🤖 AI Summary
To address environmental monitoring requirements in greenhouse and red-house scenarios, this paper designs and implements a master–slave IoT system based on the STM32F103C8T6 microcontroller (ARM Cortex-M3). The system integrates DHT11 (temperature/humidity), YL-69 (soil moisture), FC-37 (raindrop detection), HC-SR04 (obstacle distance), and SSD1306 OLED for real-time multimodal sensing. Inter-node synchronization is achieved via HC-05 Bluetooth with sub-200 ms latency. A lightweight embedded coordination mechanism enables millisecond-scale sampling and threshold-triggered alerts with <300 ms response time. The system achieves ultra-low standby current of 15 μA and sustains stable operation for over 72 hours.
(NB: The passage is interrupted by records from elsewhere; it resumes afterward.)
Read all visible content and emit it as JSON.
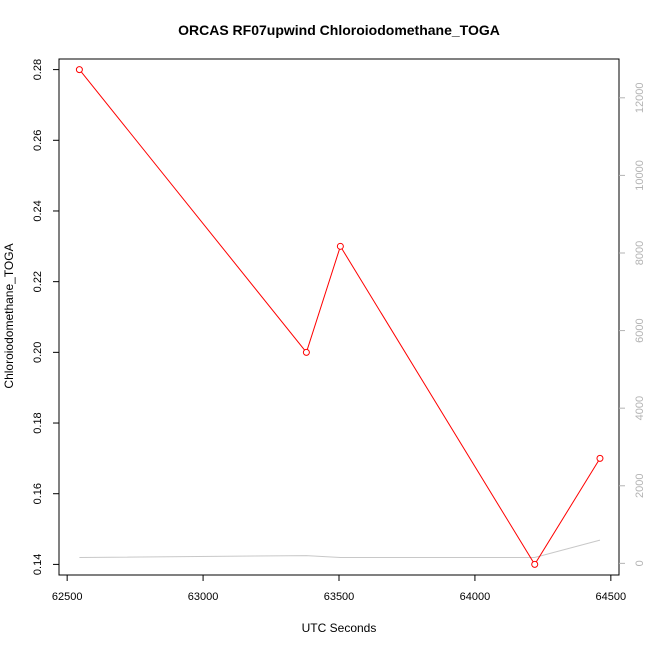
{
  "chart_data": {
    "type": "line",
    "title": "ORCAS RF07upwind Chloroiodomethane_TOGA",
    "xlabel": "UTC Seconds",
    "ylabel": "Chloroiodomethane_TOGA",
    "xlim": [
      62470,
      64530
    ],
    "ylim": [
      0.137,
      0.283
    ],
    "y2lim": [
      -300,
      13000
    ],
    "x_ticks": [
      "62500",
      "63000",
      "63500",
      "64000",
      "64500"
    ],
    "y_ticks": [
      "0.14",
      "0.16",
      "0.18",
      "0.20",
      "0.22",
      "0.24",
      "0.26",
      "0.28"
    ],
    "y2_ticks": [
      "0",
      "2000",
      "4000",
      "6000",
      "8000",
      "10000",
      "12000"
    ],
    "grid": false,
    "legend": "none",
    "series": [
      {
        "axis": "left",
        "color": "#ff0000",
        "markers": true,
        "x": [
          62545,
          63380,
          63505,
          64220,
          64460
        ],
        "y": [
          0.28,
          0.2,
          0.23,
          0.14,
          0.17
        ]
      },
      {
        "axis": "right",
        "color": "#c8c8c8",
        "markers": false,
        "x": [
          62545,
          63380,
          63505,
          64220,
          64460
        ],
        "y": [
          150,
          200,
          150,
          150,
          600
        ]
      }
    ]
  }
}
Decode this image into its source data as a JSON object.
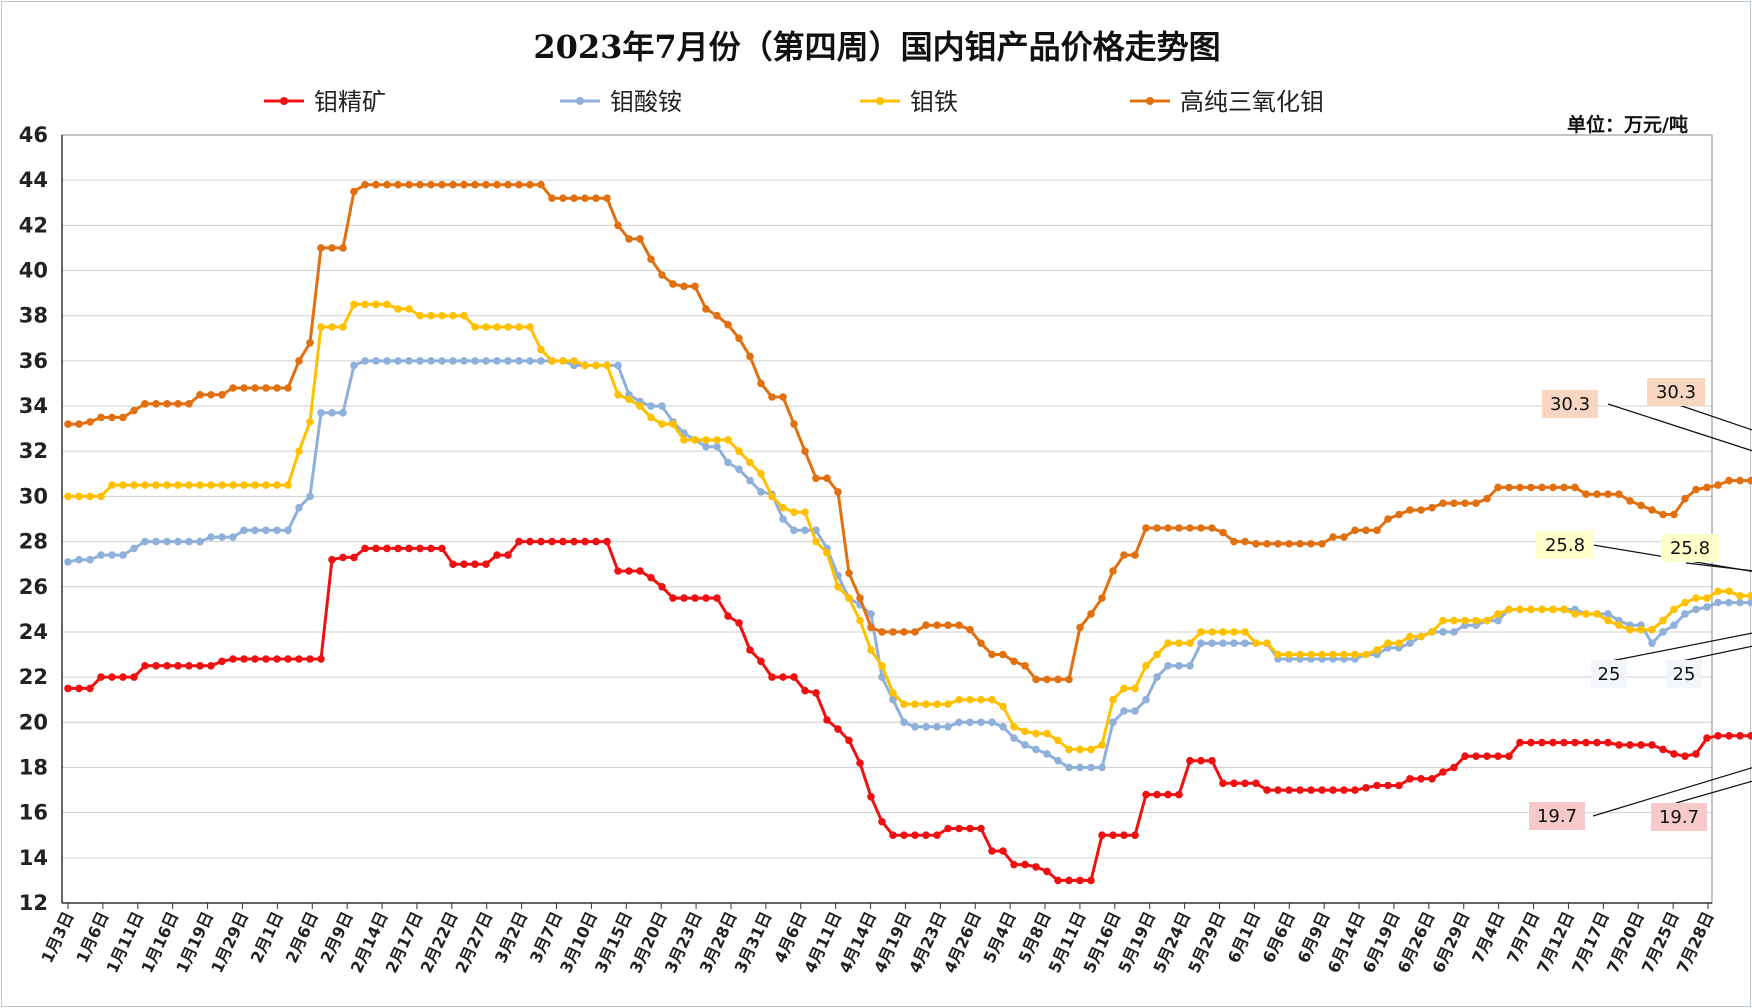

This work presents the first STM32-based dual-node Bluetooth-synchronized architecture for environmental monitoring, empirically demonstrating the Cortex-M3 core’s superior energy efficiency and peripheral integration capability compared to AVR microcontrollers.
📝 Abstract
The fast pace of technological growth has created a heightened need for intelligent, autonomous monitoring systems in a variety of fields, especially in environmental applications. This project shows the design process and implementation of a proper dual node (master-slave) IoT-based monitoring system using STM32F103C8T6 microcontrollers. The structure of the wireless monitoring system studies the environmental conditions in real-time and can measure parameters like temperature, humidity, soil moisture, raindrop detection and obstacle distance. The relay of information occurs between the primary master node (designated as the Green House) to the slave node (the Red House) employing the HC-05 Bluetooth module for information transmission. Each node displays the sensor data on OLED screens and a visual or auditory alert is triggered based on predetermined thresholds. A comparative analysis of STM32 (ARM Cortex-M3) and Arduino (AVR) is presented to justify the STM32 used in this work for greater processing power, less energy use, and better peripherals. Practical challenges in this project arise from power distribution and Bluetooth configuration limits. Future work will explore the transition of a Wi-Fi communication protocol and develop a mobile monitoring robot to enhance scalability of the system. Finally, this research shows that ARM based embedded systems can provide real-time environmental monitoring systems that are reliable and consume low power.